By Ana Kailis and Paul Howes
HAVANA — At the 14th World Festival of Youth and Students from July 28 to August 5, 12,335 delegates representing 2000 organisations from 132 nations gathered to discuss their experiences in struggle against imperialism, racism and neo-liberalism. Forty-seven Australians attended.
The festival opened with a march of 5000 delegates through the streets of Havana. Cubans lining the streets joined the delegates in chants against the US blockade of Cuba and in support of Cuba's independence and sovereignty.
The march ended on the steps of Havana University, where portraits were hung of Che Guevara, to whom the festival was dedicated on the 30th anniversary of his death. Cuban President Fidel Castro, Cuba's Young Communist Union (UJC) first secretary, Victoria Velásquez, and Nicaraguan Sandinista leader Daniel Ortega took part in the festival opening.
The conference covered a wide range of topics, including the struggle against imperialism and for self-determination; human rights; women's rights; indigenous people's struggles; the struggles against racism, nationalism and neo-fascism; democracy and participation; peace and nuclear disarmament; and the worldwide unemployment crisis.
The numerous contributions illustrated that many of the problems faced by the world's people (in particular young people) are similar, due to deepening capitalist austerity and structural adjustment programs.
The major imperialist powers' efforts to impose neo-liberalism on every continent has given rise to the common experiences of rising unemployment, racism, human rights abuses and a greater gap between rich and poor.
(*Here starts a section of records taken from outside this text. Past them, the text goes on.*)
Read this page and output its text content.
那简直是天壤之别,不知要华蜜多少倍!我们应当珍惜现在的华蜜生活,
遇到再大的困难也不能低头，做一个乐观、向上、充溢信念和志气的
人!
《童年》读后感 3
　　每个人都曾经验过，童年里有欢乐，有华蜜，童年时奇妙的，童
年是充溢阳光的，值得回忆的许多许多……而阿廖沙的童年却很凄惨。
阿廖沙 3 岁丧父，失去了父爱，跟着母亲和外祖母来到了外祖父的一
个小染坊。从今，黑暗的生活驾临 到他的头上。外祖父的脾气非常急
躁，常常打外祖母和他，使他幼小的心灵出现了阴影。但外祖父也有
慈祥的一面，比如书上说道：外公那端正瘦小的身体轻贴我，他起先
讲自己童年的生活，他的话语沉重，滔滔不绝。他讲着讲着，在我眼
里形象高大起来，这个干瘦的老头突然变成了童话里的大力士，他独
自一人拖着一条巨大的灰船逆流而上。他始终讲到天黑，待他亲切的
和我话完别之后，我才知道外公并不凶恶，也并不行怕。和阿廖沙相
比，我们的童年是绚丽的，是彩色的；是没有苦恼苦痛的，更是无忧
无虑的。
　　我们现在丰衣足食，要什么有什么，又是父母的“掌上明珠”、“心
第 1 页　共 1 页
The need to connect and coordinate the struggles of young people around the world against these attacks was emphasised.
The conference was addressed by delegates from the Zapatistas of Mexico, the Tupac Amaru from Peru, the FSLN from Nicaragua, the FMLN from El Salvador, the URNG from Guatemala, the Palestine Liberation Organisation, fighters in the Kurdish struggle, East Timorese independence activists, Sinn Féin from Ireland, ANC members, African-American activists, Puerto Rican independence fighters and Aboriginal delegates from Australia, to name a few.
The participation of the US delegation — the second largest delegation after the Cubans — was especially welcomed. The US government denied these permission to travel to Cuba, but 850 of them defied the authorities by travelling via the Bahamas or Mexico. They now face the possibility of a 10-year prison sentence and a US$250,000 fine in the US.
The South Korean government, too, was condemned by the conference for refusing to allow the participation of South Korean youth.
The festival produced strong resolutions in solidarity with many struggles around the world, including the anti-colonial struggles of the peoples of Palestine, Western Sahara, the Basque Country, Catalonia, northern Ireland, Wales, Scotland and East Timor. Another resolution called for the closure of all US military bases.
Two days of international action were proclaimed by the conference: the first against imperialism on October 8 and another in solidarity with Cuba on October 10.
A motion condemning the Indonesian government for its occupation of East Timor and its arrest and imprisonment of Indonesian democracy activists was also put to the conference. The motion called for the release of Dita Sari, Budiman Sujatmiko and others, and condemned the Australian, British and US governments for continuing to provide military assistance to the Suharto regime.
The Portuguese delegation took the case for the Timorese people's right to self-determination to the "International Tribunal", a mock court which tried the perpetrators of injustice around the world.
The closing ceremony featured a series of demands read out by Lehida Mohamed Dafa from the Saharan Arab Democratic Republic. They included: an end to imperialist aggression; the right of nations to self-determination and sovereignty; the cancellation of all Third World foreign debt; the right of the world's youth to employment, health, education and a clean environment; the right to choose what type of social system to live in; and against the US blockade of Cuba and in support of the Cuban Revolution.
It was noted that the 14th festival was very different from the 13th, held in Pyongyang eight years ago. Since then, the Soviet Union has disappeared and neo-liberalism is a grinding reality across the globe, yet with this has come a renewed vigour and mood of international solidarity amongst the world's youth.
The closing session was an electric event, with chants and songs culminating in a spontaneous march by some delegates around the track of the Pan-American Stadium. It was a fitting finale to an event that proved that international solidarity is alive and well, and that reaffirmed that imperialism and neo-liberalism require coordinated action by anti-imperialist movements around the world.